By Justin Boron
With just over a week to go before Election Day, the two candidates vying for the State House of Representatives seat in District 74 are stepping up their efforts to gain exposure, knock on voter doors and flag down people headed into the supermarket.
The two will engage each other in a political forum Tuesday in Morrow along with a number of other candidates from different races.
Republican nominee Emory Wilkerson of Fayetteville said he has visited more than 4,000 homes to hear citizen concern and try to convince them to vote his direction for the open seat, formerly held by Clayton County Sheriff-elect Victor Hill.
Roberta Abdul-Salaam, D-Riverdale said she too has combed the district, which includes parts of Clayton and Fayette counties, talking to voters in parking lots, parks, and at their door steps. Her political season stretching from earlier this summer, when she defeated three opponents in the Democratic primary, has been exhausting, she said.
The two candidates said they have sought to strike a balance in representation of the two counties, which often embrace opposing political points of view.
Mass transit, which has become an important issue in Clayton County, receives a more lukewarm response in the less-developed Fayette County, both said.
Abdul-Salaam said she recognized the importance of transit such as commuter rail and bus for Clayton County citizens, but also understands the demand is simply not there in Fayette County.

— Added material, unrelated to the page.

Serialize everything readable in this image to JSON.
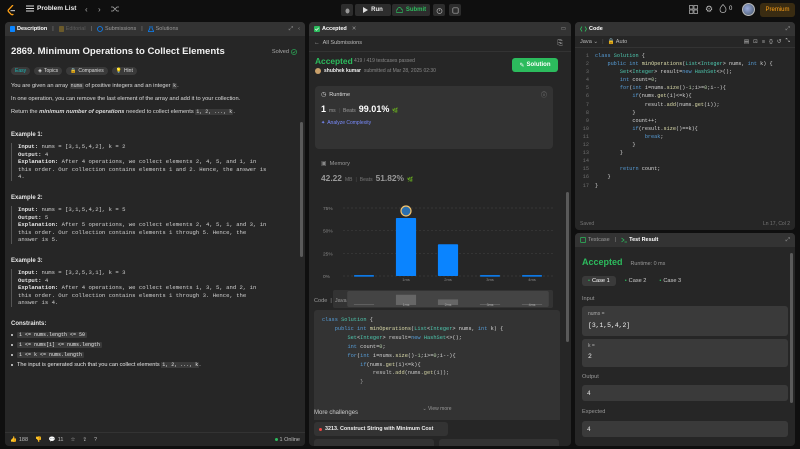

"Transportation has to be a big consideration. I'm in favor of commuter rail, but I'm not sure what it does for the district," she said. "Fayette County does not need a C-TRAN, what they may need is something like an express bus system."

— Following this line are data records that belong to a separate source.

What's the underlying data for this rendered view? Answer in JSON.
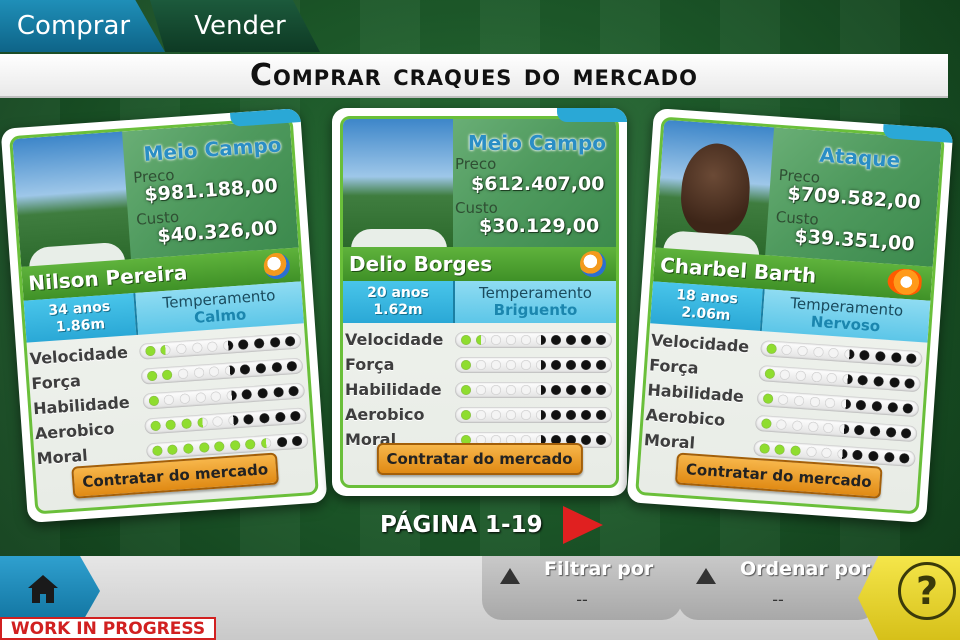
{
  "tabs": [
    {
      "label": "Comprar"
    },
    {
      "label": "Vender"
    }
  ],
  "title": "Comprar craques do mercado",
  "labels": {
    "price": "Preco",
    "cost": "Custo"
  },
  "stat_names": [
    "Velocidade",
    "Força",
    "Habilidade",
    "Aerobico",
    "Moral"
  ],
  "cards": [
    {
      "position": "Meio Campo",
      "price": "$981.188,00",
      "cost": "$40.326,00",
      "name": "Nilson Pereira",
      "age": "34 anos",
      "height": "1.86m",
      "temperament_label": "Temperamento",
      "temperament": "Calmo",
      "stats": [
        1.5,
        2.0,
        1.0,
        3.5,
        7.5
      ],
      "hire_label": "Contratar do mercado"
    },
    {
      "position": "Meio Campo",
      "price": "$612.407,00",
      "cost": "$30.129,00",
      "name": "Delio Borges",
      "age": "20 anos",
      "height": "1.62m",
      "temperament_label": "Temperamento",
      "temperament": "Briguento",
      "stats": [
        1.5,
        1.0,
        1.0,
        1.0,
        1.0
      ],
      "hire_label": "Contratar do mercado"
    },
    {
      "position": "Ataque",
      "price": "$709.582,00",
      "cost": "$39.351,00",
      "name": "Charbel Barth",
      "age": "18 anos",
      "height": "2.06m",
      "temperament_label": "Temperamento",
      "temperament": "Nervoso",
      "stats": [
        1.0,
        1.0,
        1.0,
        1.0,
        3.0
      ],
      "hire_label": "Contratar do mercado"
    }
  ],
  "pagination": {
    "label": "PÁGINA 1-19"
  },
  "filters": [
    {
      "label": "Filtrar por",
      "value": "--"
    },
    {
      "label": "Ordenar por",
      "value": "--"
    }
  ],
  "help_symbol": "?",
  "wip_label": "WORK IN PROGRESS",
  "colors": {
    "accent": "#2aa8d6",
    "card_green": "#6abf3a",
    "button_orange": "#e08a14",
    "help_yellow": "#f5e64a",
    "next_red": "#e02020"
  }
}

Wilkerson wraps his resolution for the area's transportation problems in economic plans to enhance small business in the community.
"If we can have more strong small businesses, they will produce more jobs, so less people will commute out of the district," he said.
Wilkerson said he would work to clear the regulatory hurdles for small business.
"We do not need to over-regulate small business as a government," he said.
Both candidates played up their political experience, but despite efforts to pad their resume, either candidate will be a freshman representative in the legislature without ever holding an elected-position.
Wilkerson said he has relationships with the legislature already, saying his job takes him there frequently.
"I know my way around the Capitol," he said. "I already know what it takes to get bills passed. I know how to draft them."
Similarly, Abdul-Salaam cites her juvenile-justice work in the state legislature to stop children from being sent to adult prisons.
"I'm going in as a freshman legislator, but I am not going in new," she said.
Abdul-Salaam also has no qualms about saying her experience exceeds that of her opponent.
"Wilkerson has experience, it's just different," Abdul-Salaam said. "I have better experience, I am the best woman for this job."
Although Abdul-Salaam said she is confident of victory, she will have to pick up some of the Republican vote in Wilkerson's home turf to win.
"I'm the Democratic-nominee and we're counting on people to support the Democratic ticket from the top all the way down," she said. "I fully expect some of the Republican vote. I expect them to vote for good leadership."